江戸川乱歩賞を取ろうと考えて当然のように取るのも凄いが、削らざるを得なかったSF部分をあきらめずに出版する、その胆力がもっと凄い。ここまで作者の寵愛を受けるSFというジャンルの僥倖を想う。

来るまで引けばガチャの確率は100%という迷言があるが松崎有理『シュレーディンガーの少女』〈創元SF文庫〉は無限に分岐していく世界で幸いを探すものがたりだ。

私事で恐縮だが、某女性向けアプリゲー内のミニゲームに、アイドルが次にする表情を2分の1の確率で選ぶというものが期間限定であり、何連続できるかを全ユーザー参加型で競い合っていた。

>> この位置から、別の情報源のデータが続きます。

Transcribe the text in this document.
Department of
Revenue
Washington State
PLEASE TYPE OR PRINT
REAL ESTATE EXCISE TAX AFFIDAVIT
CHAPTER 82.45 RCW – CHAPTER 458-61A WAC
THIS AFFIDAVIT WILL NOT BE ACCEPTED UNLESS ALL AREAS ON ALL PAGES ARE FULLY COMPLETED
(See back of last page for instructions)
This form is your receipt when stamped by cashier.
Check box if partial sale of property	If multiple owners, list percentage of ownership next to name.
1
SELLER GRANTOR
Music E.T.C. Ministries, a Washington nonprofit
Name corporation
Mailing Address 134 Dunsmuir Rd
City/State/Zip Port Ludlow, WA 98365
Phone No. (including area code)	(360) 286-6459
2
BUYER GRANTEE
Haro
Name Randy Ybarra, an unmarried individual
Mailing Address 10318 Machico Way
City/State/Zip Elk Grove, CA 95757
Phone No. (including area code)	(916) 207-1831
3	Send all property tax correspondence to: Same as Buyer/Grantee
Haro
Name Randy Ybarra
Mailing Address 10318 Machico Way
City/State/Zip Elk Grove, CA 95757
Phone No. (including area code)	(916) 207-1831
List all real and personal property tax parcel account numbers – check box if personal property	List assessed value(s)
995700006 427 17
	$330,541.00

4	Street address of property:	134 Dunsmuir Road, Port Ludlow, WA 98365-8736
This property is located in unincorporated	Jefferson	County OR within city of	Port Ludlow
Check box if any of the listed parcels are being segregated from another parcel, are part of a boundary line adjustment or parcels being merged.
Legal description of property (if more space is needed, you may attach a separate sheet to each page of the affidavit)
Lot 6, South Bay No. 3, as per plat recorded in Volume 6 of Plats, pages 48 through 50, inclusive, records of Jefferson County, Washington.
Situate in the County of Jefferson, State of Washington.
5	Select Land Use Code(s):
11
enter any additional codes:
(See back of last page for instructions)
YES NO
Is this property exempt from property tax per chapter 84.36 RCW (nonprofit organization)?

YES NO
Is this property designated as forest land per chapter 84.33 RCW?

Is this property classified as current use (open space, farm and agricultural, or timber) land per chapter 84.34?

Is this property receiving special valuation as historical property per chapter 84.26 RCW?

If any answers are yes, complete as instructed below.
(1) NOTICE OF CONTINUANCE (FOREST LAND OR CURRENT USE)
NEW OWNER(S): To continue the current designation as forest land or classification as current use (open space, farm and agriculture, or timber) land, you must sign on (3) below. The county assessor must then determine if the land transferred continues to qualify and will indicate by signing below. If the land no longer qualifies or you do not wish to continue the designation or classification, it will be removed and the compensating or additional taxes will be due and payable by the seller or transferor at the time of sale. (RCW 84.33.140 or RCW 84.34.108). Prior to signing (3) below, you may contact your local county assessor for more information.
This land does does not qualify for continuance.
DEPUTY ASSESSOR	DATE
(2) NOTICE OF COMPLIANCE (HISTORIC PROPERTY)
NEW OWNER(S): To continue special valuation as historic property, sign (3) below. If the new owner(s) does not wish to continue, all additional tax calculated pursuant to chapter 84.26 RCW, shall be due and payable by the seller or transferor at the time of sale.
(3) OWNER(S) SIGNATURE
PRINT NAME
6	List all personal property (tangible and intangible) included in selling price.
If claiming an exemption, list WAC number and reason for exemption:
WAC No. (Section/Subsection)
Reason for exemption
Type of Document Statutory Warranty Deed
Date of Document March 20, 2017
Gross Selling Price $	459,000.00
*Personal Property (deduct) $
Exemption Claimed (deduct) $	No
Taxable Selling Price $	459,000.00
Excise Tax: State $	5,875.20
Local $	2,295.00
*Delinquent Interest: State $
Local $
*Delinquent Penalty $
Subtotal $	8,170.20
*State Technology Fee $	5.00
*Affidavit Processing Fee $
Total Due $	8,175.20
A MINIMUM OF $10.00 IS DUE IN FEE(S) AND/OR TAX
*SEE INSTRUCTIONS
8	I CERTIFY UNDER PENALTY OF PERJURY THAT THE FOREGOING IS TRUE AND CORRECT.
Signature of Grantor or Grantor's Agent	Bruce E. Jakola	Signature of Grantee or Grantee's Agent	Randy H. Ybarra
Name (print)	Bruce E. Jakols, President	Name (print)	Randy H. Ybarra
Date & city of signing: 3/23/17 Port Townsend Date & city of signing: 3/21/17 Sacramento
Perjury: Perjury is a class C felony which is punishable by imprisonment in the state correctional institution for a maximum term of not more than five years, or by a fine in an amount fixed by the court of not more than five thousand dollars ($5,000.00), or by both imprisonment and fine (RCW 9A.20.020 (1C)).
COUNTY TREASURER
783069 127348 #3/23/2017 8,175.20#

完全ランダムで心折れるおたくが続出。その現実から目をそむけるようにTwitter(当時)に必勝法だのオカルトが発生したが、それも過酷な現実の前に次々廃れていく。失われる希望、絶望が襲う中に、燦然と現れた最高記録は24連続。1700万分の1の確率だ。そりゃ生物も発生するしヒトに進化もするし猿もタイプライターでシェイクスピアを打てる。新聞紙も二つ折りにしていけば富士山の高さに到達できる。9連続で敗北した俺は偶然という自然現象にただただ頭を垂れるのみだ。

だが、そんな偶然を待たなくても、多世界のうちの最良はいまここに存在する。そこにある「それ」を描けるのは、フィクションだけに許された特権だ。カワイイ×テックを暴力的に駆使して描かれる、この奇跡の星の少女とフレンドAI、ふたりがたどり着いたさきを、偶然読める奇跡に感謝したい。

「十分に発達した科学技術は魔法と区別がつかない」という言葉があるが、いま十分に発達した科学技術は日常そのものになる。映画『PLAN75』(早川千絵監督作品)で描かれたのは、派手な演出も爆発もないけれど、間違いなく未来であり、SFだった。高度な医療技術がわれわれにもたらすのは希望なのか絶望なのか。技術に社会と心は追いつくことができるのか。

社会がもたらそうとした死から逃れ、ふと見上げた空に彼女が見たのは最高の夜明けだった。